5 LA RENUTRITION DOIT SUCCÉDER RAPIDEMENT À LA RÉHYDRATATION

Chez les oiseaux très affaiblis, elle n’est en général initiée qu’après vingt-quatre heures de réhydratation ; pour les autres, la nourriture est mise à disposition dès leur arrivée. Il n’est pas évident d’avoir à la clinique les aliments qui conviennent à toutes les espèces. Les aliments industriels pour carnivores domestiques et d’autres simples à trouver (pain dur, par exemple, pour les oiseaux granivores) sont une solution de secours avant le transfert vers un centre de soins. Si l’animal ne s’alimente pas de lui-même, l’administration d’aliments de renutrition peut se faire par gavage, comme pour la réhydratation orale. Les aliments de renutrition pour chiens, chats et furets (type Hill’s a/d©, Royal Canin Recovery® ou Oxbow Carnivore care®) peuvent être utilisés pour les oiseaux carnivores (rapaces) ou insectivores. Les aliments de gavage pour lapins et rongeurs (Oxbow Critical care®) profiteront aux oiseaux herbivores (tous les anatidés tels quecygnes ou canards notamment). Enfin, le Fortol© convient à toutes les espèces.

L’oiseau ainsi stabilisé sera ensuite adressé le plus rapidement possible à un centre de soins habilité. Le vétérinaire est en effet autorisé à réaliser les premiers soins, mais pas à hospitaliser les animaux sauvages, ceux-ci nécessitant des compétences et des infrastructures spécifiques afin d’avoir les meilleures chances de retourner à la nature. En outre, comme l’animal sauvage n’appartient à personne, et surtout pas au découvreur, sa prise en charge par le vétérinaire s’inscrit dans le cadre du réseau bénévole et associatif des centres de sauvegarde. Les soins ne doivent donc pas être facturés.

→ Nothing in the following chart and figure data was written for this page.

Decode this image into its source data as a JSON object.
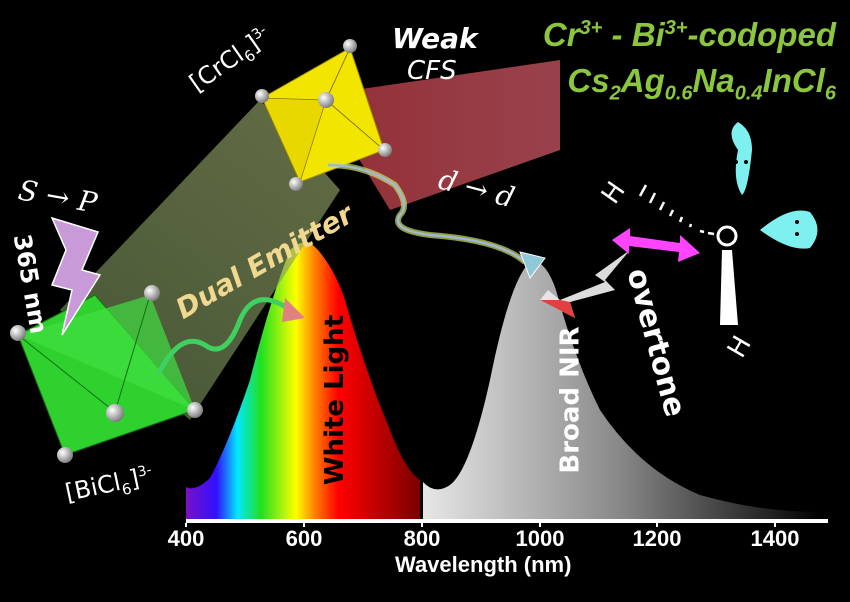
{
  "title": {
    "line1": {
      "cr": "Cr",
      "cr_charge": "3+",
      "sep": " - Bi",
      "bi_charge": "3+",
      "rest": "-codoped"
    },
    "line2": {
      "cs": "Cs",
      "cs_sub": "2",
      "ag": "Ag",
      "ag_sub": "0.6",
      "na": "Na",
      "na_sub": "0.4",
      "incl": "InCl",
      "cl_sub": "6"
    }
  },
  "labels": {
    "crcl6": {
      "base": "[CrCl",
      "sub": "6",
      "end": "]",
      "charge": "3-"
    },
    "bicl6": {
      "base": "[BiCl",
      "sub": "6",
      "end": "]",
      "charge": "3-"
    },
    "weak": "Weak",
    "cfs": "CFS",
    "s_to_p": "S → P",
    "excitation": "365 nm",
    "dual_emitter": "Dual Emitter",
    "white_light": "White Light",
    "broad_nir": "Broad NIR",
    "d_to_d": "d → d",
    "overtone": "overtone",
    "h1": "H",
    "h2": "H"
  },
  "axis": {
    "xlabel": "Wavelength (nm)",
    "ticks": [
      "400",
      "600",
      "800",
      "1000",
      "1200",
      "1400"
    ]
  },
  "colors": {
    "title_green": "#8cc63f",
    "cr_octahedron": "#f2e600",
    "bi_octahedron": "#2fd12f",
    "lone_pair": "#7ff0f0",
    "overtone_arrow": "#ff44ff",
    "excitation_bolt": "#c89bd8"
  }
}
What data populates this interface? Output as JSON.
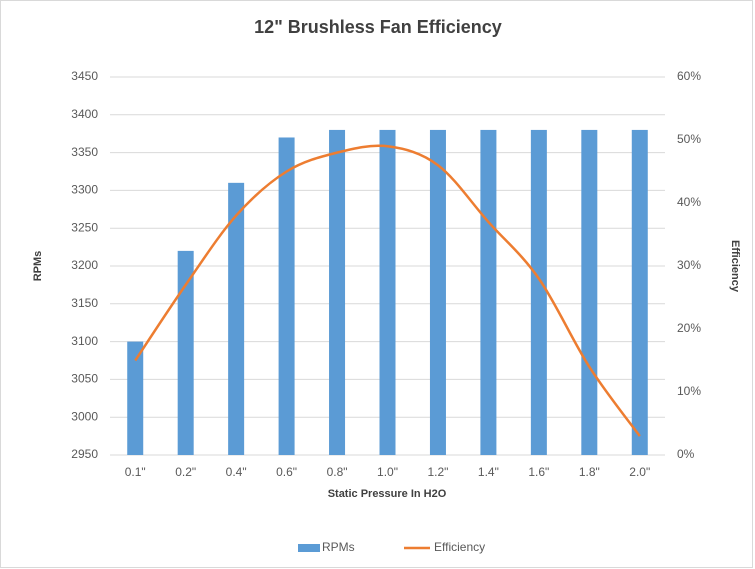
{
  "chart_data": {
    "type": "combo",
    "title": "12\" Brushless Fan Efficiency",
    "x_label": "Static Pressure In H2O",
    "y_label": "RPMs",
    "y2_label": "Efficiency",
    "categories": [
      "0.1\"",
      "0.2\"",
      "0.4\"",
      "0.6\"",
      "0.8\"",
      "1.0\"",
      "1.2\"",
      "1.4\"",
      "1.6\"",
      "1.8\"",
      "2.0\""
    ],
    "series": [
      {
        "name": "RPMs",
        "type": "bar",
        "color": "#5b9bd5",
        "values": [
          3100,
          3220,
          3310,
          3370,
          3380,
          3380,
          3380,
          3380,
          3380,
          3380,
          3380
        ]
      },
      {
        "name": "Efficiency",
        "type": "line",
        "axis": "y2",
        "color": "#ed7d31",
        "values": [
          15,
          27,
          38,
          45,
          48,
          49,
          46,
          37,
          28,
          14,
          3
        ]
      }
    ],
    "ylim": [
      2950,
      3450
    ],
    "yticks": [
      2950,
      3000,
      3050,
      3100,
      3150,
      3200,
      3250,
      3300,
      3350,
      3400,
      3450
    ],
    "y2lim": [
      0,
      60
    ],
    "y2ticks": [
      {
        "value": 0,
        "label": "0%"
      },
      {
        "value": 10,
        "label": "10%"
      },
      {
        "value": 20,
        "label": "20%"
      },
      {
        "value": 30,
        "label": "30%"
      },
      {
        "value": 40,
        "label": "40%"
      },
      {
        "value": 50,
        "label": "50%"
      },
      {
        "value": 60,
        "label": "60%"
      }
    ],
    "grid": true,
    "legend": "bottom"
  }
}
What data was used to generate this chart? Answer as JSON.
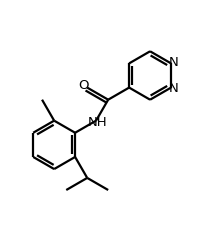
{
  "background_color": "#ffffff",
  "line_color": "#000000",
  "line_width": 1.6,
  "font_size": 9.5,
  "figsize": [
    2.16,
    2.52
  ],
  "dpi": 100,
  "xlim": [
    0.0,
    1.0
  ],
  "ylim": [
    0.0,
    1.0
  ]
}
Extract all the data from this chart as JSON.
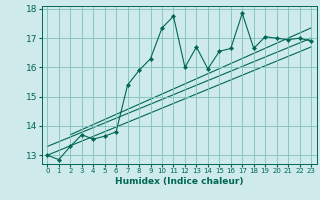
{
  "xlabel": "Humidex (Indice chaleur)",
  "bg_color": "#ceeaea",
  "grid_color": "#7fbfbf",
  "line_color": "#006655",
  "xlim": [
    -0.5,
    23.5
  ],
  "ylim": [
    12.7,
    18.1
  ],
  "yticks": [
    13,
    14,
    15,
    16,
    17,
    18
  ],
  "xticks": [
    0,
    1,
    2,
    3,
    4,
    5,
    6,
    7,
    8,
    9,
    10,
    11,
    12,
    13,
    14,
    15,
    16,
    17,
    18,
    19,
    20,
    21,
    22,
    23
  ],
  "main_x": [
    0,
    1,
    2,
    3,
    4,
    5,
    6,
    7,
    8,
    9,
    10,
    11,
    12,
    13,
    14,
    15,
    16,
    17,
    18,
    19,
    20,
    21,
    22,
    23
  ],
  "main_y": [
    13.0,
    12.85,
    13.3,
    13.7,
    13.55,
    13.65,
    13.8,
    15.4,
    15.9,
    16.3,
    17.35,
    17.75,
    16.0,
    16.7,
    15.95,
    16.55,
    16.65,
    17.85,
    16.65,
    17.05,
    17.0,
    16.95,
    17.0,
    16.9
  ],
  "line1_x": [
    0,
    23
  ],
  "line1_y": [
    13.0,
    16.7
  ],
  "line2_x": [
    0,
    23
  ],
  "line2_y": [
    13.3,
    17.0
  ],
  "line3_x": [
    2,
    23
  ],
  "line3_y": [
    13.7,
    17.35
  ]
}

Calcul de la réhydratation

Besoins d’entretien (BE) : 50 ml/kg/j

Pertes : % déshydratation x poids (en g)

J1 : apporter BE + 50 % des pertes

J2 et J3 : apporter BE + 25 % des pertes

F. P.

Exemple de protocole de prise en charge d’une chouette hulotte de 240 g déshydratée à 6 % :

BE = 50 x 0,240 = 12 ml Pertes = 0,06 x 240 = 14,4 ml

J1 = 12 + 7,2 = 19,2 ml sur 24 heures

• Choix de la voie sous-cutanée :

10 ml/kg/point d’injection = 2,5 ml dans chaque pli inguinal = 5 ml par administration, soit 4 administrations sur les premières 24 heures.

• Choix de la voie orale :

Capacité digestive d’un animal dénutri = 25 ml/kg, soit 6 ml, d’où 3 à 4 gavages sur les premières 24 heures (par exemple : 3 gavages de 6,6 ml et 7 ml).

J2 et J3 = 12 + 3,6 = 15,6 ml sur 24 heures Ne pas oublier de prendre en compte l’apport d’aliment (par exemple : Fortol® = 80 % d’eau).